As of June 30, our investment in that project was about $110 million. And with a remainder of this year, we expect we will be spending about $40 million to $45 million on the project. And beyond that, we're not going to give guidance.

Jane Pedreira - Lehman Brothers

Okay. And then, but as I recall the total project originally was going to be around $700 million. Do you think that number is going to go down?

Jonathan Halkyard

Down.

Jane Pedreira - Lehman Brothers

Okay, all right. And then just Jonathan, would you be able to give us just the separate cash allowances for OpCo and same for the second quarter CapEx number, if you can, I don't know if that's all OpCo or not?

Jonathan Halkyard

Sure. The Harrah's Operating Company cash is approximately $800 million at June 30. And the Harrah's Operating Company CapEx was just over $400 million. The majority of the CMBS entities CapEx was the Harrah's Atlantic City project during the quarter.

Jane Pedreira - Lehman Brothers

Right. It looks like in the Atlantic City numbers as though the Marina has been quite successful although the other properties aren't doing as well. Is there anything you can do there to try to co-market the properties, I know the market environment isn't real conducive right now, but is there anything you can do to?

Gary Loveman

We are happy with the word co-market. But we offer our customers a choice among our properties in every market where we have more than one property. So if you were a customer of ours receiving invitations to Atlantic City. You would see that you're given an array of brands and array of price points, and asked to consider how you could like to visit us across those.

A very substantial portion of the customers who come to see us in Atlantic City visit more than one of our properties during their time with us. We provide shuttles to get you around. We provide all sorts of incentives for you to visit different amenities at the different properties. So that's very much a part of what we do.

Now it's not surprising that the tiers like City Property had and the especially favorable run had a favorable run. It has this brand new tower with 900 and some odd rooms it has, just view into a pool and nightclub facility, it has new restaurants and it has a new buffet, it has a lot of things that are very appealing in a market where a lot of the properties have been somewhat static for a period of time.

Jonathan Halkyard

Jane. Any other questions?

Jane Pedreira - Lehman Brothers

Just in terms of the corporate cost, it had gone up it was higher than we anticipated. It looks like it had gone up at OpCo. I'm just trying to get a sense for what are some of the reasons that went into that? Was there anything of a non-recurring nature maybe that's embedded in that number? And in terms of how do we look at it going forward, I know you are trying to cut costs. But I was a little surprised that number was as high as it was?

Jonathan Halkyard

Well embedded in that number is a new and recurring monitoring fee that we paid to our equity sponsors. So that's a year-over-year amount that is not comparable and is found in corporate expense. And also in the prior year, we had some benefits, I believe it was a gain on the sale of an aircraft in our corporate expense which depressed that a year-ago.

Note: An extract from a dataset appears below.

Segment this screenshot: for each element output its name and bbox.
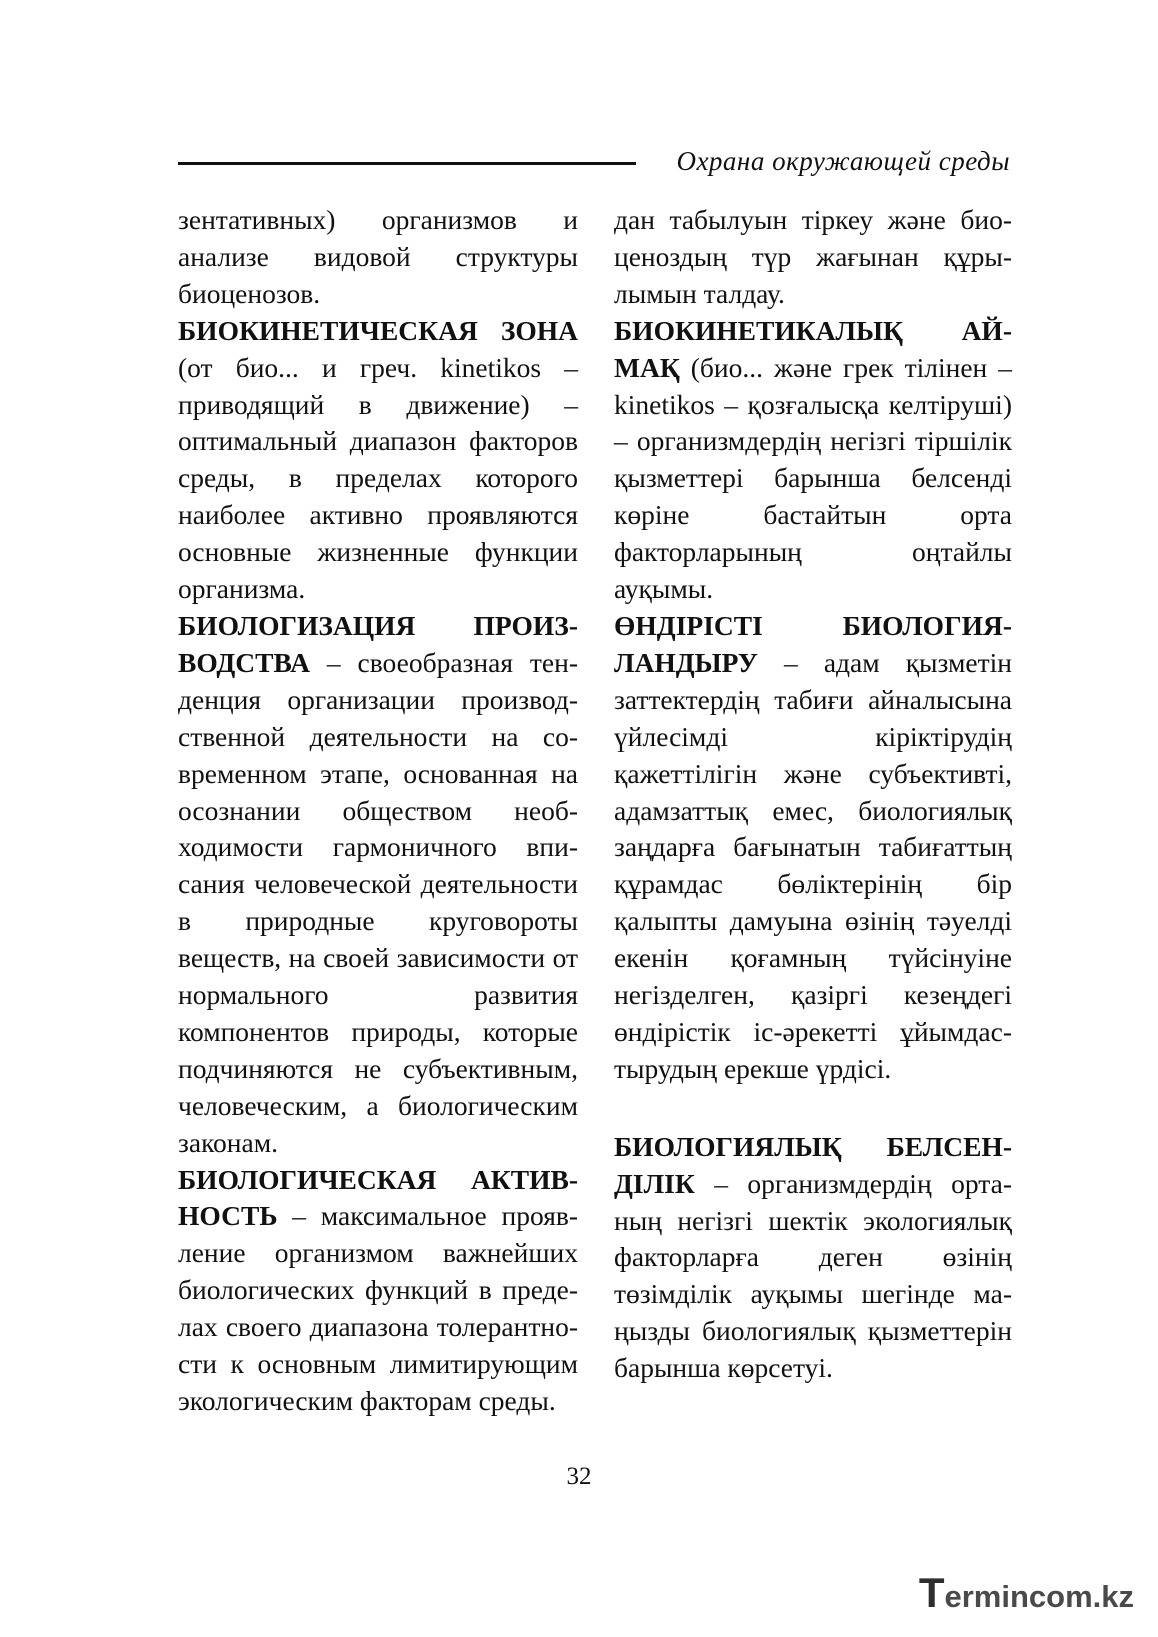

So before those two items our corporate expense continues to trend downward. But for that fee I described in the third and fourth quarter and onward, we can expect that trend to continue.

Jane Pedreira - Lehman Brothers

So the monitoring fee, is that going to be paid or accrued for each quarter?

Jonathan Halkyard

Yes.

Jane Pedreira - Lehman Brothers

Okay. Okay. I think that's all I have. Thank you.

Jonathan Halkyard

Thanks Jane.

Operator

Your next question comes from the line of Lee [Olive] of Citi.

Lee Olive - Citi

Thanks, guys, all my questions have been answered. Thank you.

Jonathan Halkyard

Thanks.

Operator

Your last question will come from the line of [Steven] Walker of Royal Bank of Scotland.

Steven Walker - Royal Bank of Scotland

All of my questions have been answers as well. Thanks.

Jonathan Halkyard

Thank you.

Gary Loveman

Okay.

Jonathan Halkyard

I think that concludes our call this morning, ladies and gentlemen. Thanks for your help.

Gary Loveman

Okay. Thank you. Thanks, Regina.

Operator

Thank you. This concludes today's conference call. You may now disconnect.